A cola refers to a cluster of buds that grow tightly together. While smaller colas occur along the budding sites of lower branches, the main cola (sometimes called the apical bud) forms at the very top of the plant.
Stigma and pistil
The pistil contains the reproductive parts of a flower, and the vibrant, hairlike strands of the pistil are called stigmas. Stigmas serve to collect pollen from males. The stigmas of the pistil begin with a white coloration and progressively darken to yellow, orange, red, and brown over the course of the plant’s maturation. They play an important role in reproduction, but stigmas bring very little to the flower’s potency and taste.
Bract and calyx
A bract is what encapsulates the female’s reproductive parts. They appear as green tear-shaped “leaves,” and are heavily covered in resin glands which produce the highest concentration of cannabinoids of all plant parts.
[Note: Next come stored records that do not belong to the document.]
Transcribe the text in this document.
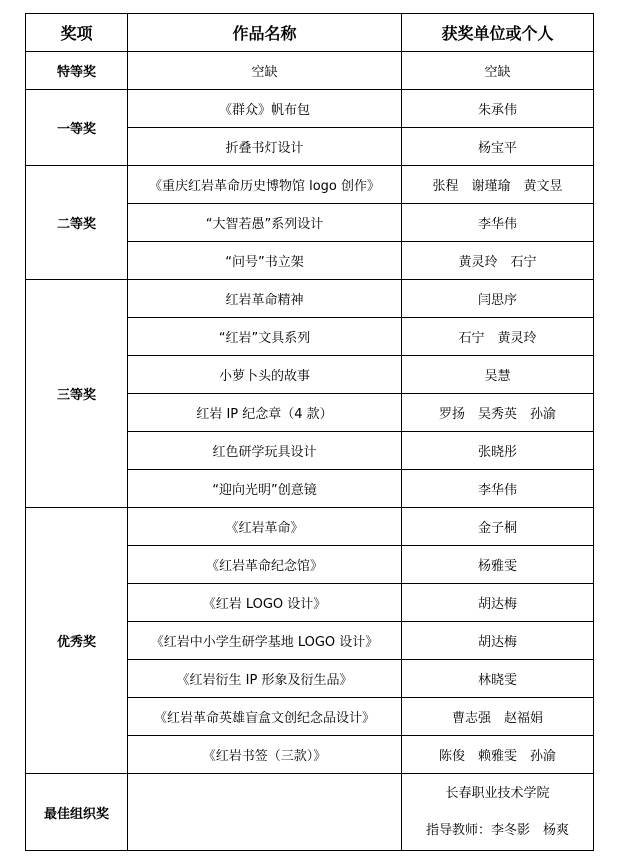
奖项	作品名称	获奖单位或个人
特等奖	空缺	空缺
一等奖	《群众》帆布包	朱承伟
	折叠书灯设计	杨宝平
二等奖	《重庆红岩革命历史博物馆 logo 创作》	张程　谢瑾瑜　黄文昱
	“大智若愚”系列设计	李华伟
	“问号”书立架	黄灵玲　石宁
三等奖	红岩革命精神	闫思序
	“红岩”文具系列	石宁　黄灵玲
	小萝卜头的故事	吴慧
	红岩 IP 纪念章（4 款）	罗扬　吴秀英　孙渝
	红色研学玩具设计	张晓彤
	“迎向光明”创意镜	李华伟
优秀奖	《红岩革命》	金子桐
	《红岩革命纪念馆》	杨雅雯
	《红岩 LOGO 设计》	胡达梅
	《红岩中小学生研学基地 LOGO 设计》	胡达梅
	《红岩衍生 IP 形象及衍生品》	林晓雯
	《红岩革命英雄盲盒文创纪念品设计》	曹志强　赵福娟
	《红岩书签（三款）》	陈俊　赖雅雯　孙渝
最佳组织奖		长春职业技术学院
指导教师：李冬影　杨爽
Enclosed by these bracts and imperceptible to the naked eye, the calyx refers to a translucent layer over the ovule at a flower’s base.
Despite their minute size, it’s hard to miss the blanket of crystal resin on a cannabis bud. This resin (or “kief” when dry) is secreted through translucent, mushroom-shaped glands on the leaves, stems, and calyxes. Trichomes were originally developed to protect the plant against predators and the elements. These clear bulbous globes ooze aromatic oils called terpenes as well as therapeutic cannabinoids like THC and CBD. The basis of hash production depends on these trichomes and their potent sugar-like resin.
A WEED, PLANT OR FLOWER?
“Weed” has been used as early as the pre-Reefer Madness days of 1929, when American Speech, the academic journal dedicated to the English language, included “weed” in its “Among the New Words” section as a term meaning “marijuana cigarette.” Additionally, “weed” was used for the first time without the word “the” in front in the 1949 Raymond Chandler novel The Little Sister, with the novelist writing, “They were looking for … a suitcase full of weed.”
So, what about the plant thing? Well, cannabis is a plant. All buds derive from a plant and therefore, all cannabis is from a plant. So, when you consume cannabis, you will always be consuming a type of plant.
Now that we have weed and plants covered, let’s move on to the definition of a flower. A flower is the seed-bearing part of the plant that blooms, and when it comes to cannabis, a flower refers to the weed you purchase in a dispensary that you would bring home to consume. Flower is another word for bud, or the green goodness you smoke. That bud is harvested from a female cannabis plant.
While all cannabis is a plant, not all cannabis is bud. Different parts of a cannabis plant are used for different purposes. For instance, fan leaves can be great for making drinkables (including juices) and different types of #edibles, while stems can be used for hemp textiles and to make cannabutter.
Although you might have been led to believe that cannabis leaves can be smoked, that’s not strictly true. The bud — i.e., what you typically smoke — is found in between leaves on a female cannabis plant.
There are two main stages a cannabis plant goes through. The first stage, pre-vegetation, doesn’t reveal the plant’s gender. This stage is all about growing and developing, similar to a human child’s development. About six weeks after cannabis is initially planted, the flowering stage begins, in which the plant’s gender is determined and becomes apparent.
Male cannabis plants don’t have buds on them at all. Only feminized mother plants produce bud; they’re the real moneymakers for cannabis growers.
Sometimes, there are cannabis plants that are intersex, or 50 percent female and 50 percent male. However, with plants of both genders, half the seeds (which will be masculine) are unusable. Fortunately, you can purchase feminized seeds, so you can avoid the problem of male plants that you end up having to destroy.
The bottom line? While cannabis is indeed a plant, the “weed” you smoke comes from the part of that plant called flower or bud. Not so confusing after all, right?